# Rome 390 bindings - How do I remove the sub pad???



## lab49232 (Sep 13, 2011)

You do need to remove the screw that goes through the footbed. They can be stubborn to get out the first time. Get the proper sized screwdriver and keep firm pressure, it should come out.


----------



## hoogax (Dec 31, 2015)

Thanks for confirming. Glad to know I'm not just stripping a random screw. Stubborn is right, but I will keep at it.


----------



## taco tuesday (Jul 26, 2014)

That screw was difficult to get out the first time I set up my targas. I used a t-handle screw driver with a number 3 phillips tip I think.


----------



## F242 (Dec 7, 2015)

hoogax said:


> Thanks for confirming. Glad to know I'm not just stripping a random screw. Stubborn is right, but I will keep at it.


I thought mine was stuck too - and one of the screws for the canted footbed wouldn't hold (I had to use the other screw that was already holding down the 0 deg footbed - neither the screw nor the hole are stripped). Really had mixed results with Rome hardware this year (bindings and board).


----------



## F242 (Dec 7, 2015)

Also, pro tip - hold the bottom of the footbed up (at the heel end) while unscrewing. Otherwise the screw comes out and it takes... 'patience' to get it wedged back in between the foam of the footbed and the metal plate beneath it.


----------



## Psicko (Dec 26, 2015)

I just got my Boss 390's in the mail last night. Im going to mount them tomorrow. Good to know.

F242- How did they work out for you?


----------



## F242 (Dec 7, 2015)

Psicko said:


> I just got my Boss 390's in the mail last night. Im going to mount them tomorrow. Good to know.
> 
> F242- How did they work out for you?


I only have about a day on them so far (going up again this weekend). Still adjusting / getting used to them. My initial thoughts:

a) Way more flexible than I thought (Rome rates them a 6, but that's relative. Feels closer to a 4-5).
b) There's almost no lean on the highback - I had to forward them two notches to get decent heel side turns.
c) They are super comfortable as everyone raves about.
d) Not sure if the VRod Baseplate does anything noticeable (I know it's supposed to allow the bindings to flex with the board, but they felt pretty 'normal' to me).
e) Maybe last years materials were heavier - the bindings are quite light given that the heel cup is made of aluminum.
f) That toe strap is nice!
g) Canted footbeds are comfortable.
h) Autostrap finally eliminates stepping on straps.

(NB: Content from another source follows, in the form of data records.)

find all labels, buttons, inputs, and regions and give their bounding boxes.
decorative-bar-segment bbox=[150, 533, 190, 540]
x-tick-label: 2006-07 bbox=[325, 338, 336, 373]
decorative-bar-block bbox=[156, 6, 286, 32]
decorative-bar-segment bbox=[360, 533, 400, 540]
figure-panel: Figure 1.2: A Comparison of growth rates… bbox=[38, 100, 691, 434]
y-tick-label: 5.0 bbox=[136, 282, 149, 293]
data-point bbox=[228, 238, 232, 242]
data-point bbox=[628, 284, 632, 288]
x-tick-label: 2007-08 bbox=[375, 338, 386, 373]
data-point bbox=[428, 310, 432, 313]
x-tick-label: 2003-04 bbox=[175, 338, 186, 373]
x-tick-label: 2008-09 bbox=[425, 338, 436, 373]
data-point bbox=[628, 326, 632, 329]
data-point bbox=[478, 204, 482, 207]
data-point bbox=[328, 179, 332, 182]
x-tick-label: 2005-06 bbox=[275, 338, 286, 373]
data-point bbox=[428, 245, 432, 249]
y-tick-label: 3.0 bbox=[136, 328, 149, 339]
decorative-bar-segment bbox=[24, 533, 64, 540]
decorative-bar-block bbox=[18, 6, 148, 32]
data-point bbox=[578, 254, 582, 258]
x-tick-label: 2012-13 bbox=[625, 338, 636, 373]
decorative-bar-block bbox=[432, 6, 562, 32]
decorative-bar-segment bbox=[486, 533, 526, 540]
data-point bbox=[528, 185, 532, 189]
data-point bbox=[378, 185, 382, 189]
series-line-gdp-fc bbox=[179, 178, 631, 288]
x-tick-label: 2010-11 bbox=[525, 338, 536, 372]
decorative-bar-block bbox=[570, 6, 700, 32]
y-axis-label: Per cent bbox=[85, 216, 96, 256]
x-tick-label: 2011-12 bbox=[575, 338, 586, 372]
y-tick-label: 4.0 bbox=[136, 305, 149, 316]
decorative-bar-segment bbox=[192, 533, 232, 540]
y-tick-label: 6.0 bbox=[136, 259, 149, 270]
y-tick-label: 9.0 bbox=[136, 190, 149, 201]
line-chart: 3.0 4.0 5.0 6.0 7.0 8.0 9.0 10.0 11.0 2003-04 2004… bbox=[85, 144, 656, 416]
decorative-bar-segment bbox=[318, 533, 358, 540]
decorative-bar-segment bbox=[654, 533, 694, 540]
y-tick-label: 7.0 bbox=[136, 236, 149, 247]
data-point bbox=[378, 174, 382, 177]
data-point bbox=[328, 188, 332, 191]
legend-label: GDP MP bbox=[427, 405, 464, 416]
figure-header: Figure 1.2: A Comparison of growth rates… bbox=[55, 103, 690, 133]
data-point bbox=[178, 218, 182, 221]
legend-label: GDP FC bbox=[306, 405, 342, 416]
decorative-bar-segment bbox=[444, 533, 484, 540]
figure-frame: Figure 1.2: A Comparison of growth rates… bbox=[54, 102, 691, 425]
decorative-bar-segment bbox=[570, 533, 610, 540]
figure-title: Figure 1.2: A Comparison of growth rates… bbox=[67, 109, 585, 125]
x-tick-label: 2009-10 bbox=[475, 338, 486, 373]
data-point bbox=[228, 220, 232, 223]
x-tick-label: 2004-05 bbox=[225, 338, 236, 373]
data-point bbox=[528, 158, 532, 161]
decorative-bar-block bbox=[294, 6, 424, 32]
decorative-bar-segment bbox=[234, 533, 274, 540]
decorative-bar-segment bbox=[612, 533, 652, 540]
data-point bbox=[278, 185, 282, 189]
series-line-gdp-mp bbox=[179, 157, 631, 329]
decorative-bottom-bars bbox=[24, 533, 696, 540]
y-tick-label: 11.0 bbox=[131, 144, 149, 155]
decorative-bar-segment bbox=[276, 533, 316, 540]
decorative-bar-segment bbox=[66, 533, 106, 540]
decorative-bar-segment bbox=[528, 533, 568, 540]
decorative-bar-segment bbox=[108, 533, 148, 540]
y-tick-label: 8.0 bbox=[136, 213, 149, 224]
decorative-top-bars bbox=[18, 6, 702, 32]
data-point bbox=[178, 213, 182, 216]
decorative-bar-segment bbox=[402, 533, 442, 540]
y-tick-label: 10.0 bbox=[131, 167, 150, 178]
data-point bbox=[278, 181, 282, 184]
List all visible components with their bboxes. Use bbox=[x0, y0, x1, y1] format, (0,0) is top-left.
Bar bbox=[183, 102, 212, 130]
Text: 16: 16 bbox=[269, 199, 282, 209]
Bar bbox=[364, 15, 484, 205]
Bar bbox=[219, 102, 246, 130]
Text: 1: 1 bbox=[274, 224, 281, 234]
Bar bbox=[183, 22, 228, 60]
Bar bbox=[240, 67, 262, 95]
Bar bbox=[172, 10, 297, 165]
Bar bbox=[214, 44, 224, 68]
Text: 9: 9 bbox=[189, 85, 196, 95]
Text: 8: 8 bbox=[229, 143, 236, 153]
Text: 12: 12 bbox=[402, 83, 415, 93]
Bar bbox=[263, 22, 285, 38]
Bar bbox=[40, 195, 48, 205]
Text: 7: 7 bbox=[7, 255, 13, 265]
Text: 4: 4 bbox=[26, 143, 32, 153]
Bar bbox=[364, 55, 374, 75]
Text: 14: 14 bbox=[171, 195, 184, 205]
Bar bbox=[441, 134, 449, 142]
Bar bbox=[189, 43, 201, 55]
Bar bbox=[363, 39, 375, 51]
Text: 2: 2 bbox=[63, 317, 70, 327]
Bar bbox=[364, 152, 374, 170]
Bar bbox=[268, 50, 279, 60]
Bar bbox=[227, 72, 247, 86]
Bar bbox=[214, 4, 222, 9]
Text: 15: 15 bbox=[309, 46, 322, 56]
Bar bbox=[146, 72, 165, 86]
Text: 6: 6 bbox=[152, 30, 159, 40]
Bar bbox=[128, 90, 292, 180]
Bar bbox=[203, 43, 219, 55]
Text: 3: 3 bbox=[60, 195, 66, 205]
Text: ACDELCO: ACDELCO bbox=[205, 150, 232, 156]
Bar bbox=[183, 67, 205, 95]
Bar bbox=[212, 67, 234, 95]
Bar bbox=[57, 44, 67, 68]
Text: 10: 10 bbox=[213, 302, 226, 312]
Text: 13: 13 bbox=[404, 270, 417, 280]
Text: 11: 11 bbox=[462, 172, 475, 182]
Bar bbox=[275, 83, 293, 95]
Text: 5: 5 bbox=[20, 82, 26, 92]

Definitely spend the time necessary to make any adjustments (and there's A LOT that can be adjusted). You can dial most of this stuff in before you're on the snow. The forward lean still feels a little janky, but lifetime warranty so not worried about that.


----------



## Psicko (Dec 26, 2015)

cool, good to know. I should be picking my new board up on Friday. One thing I didn't like was the lack of directions included. I can figure it out, but others might not.


----------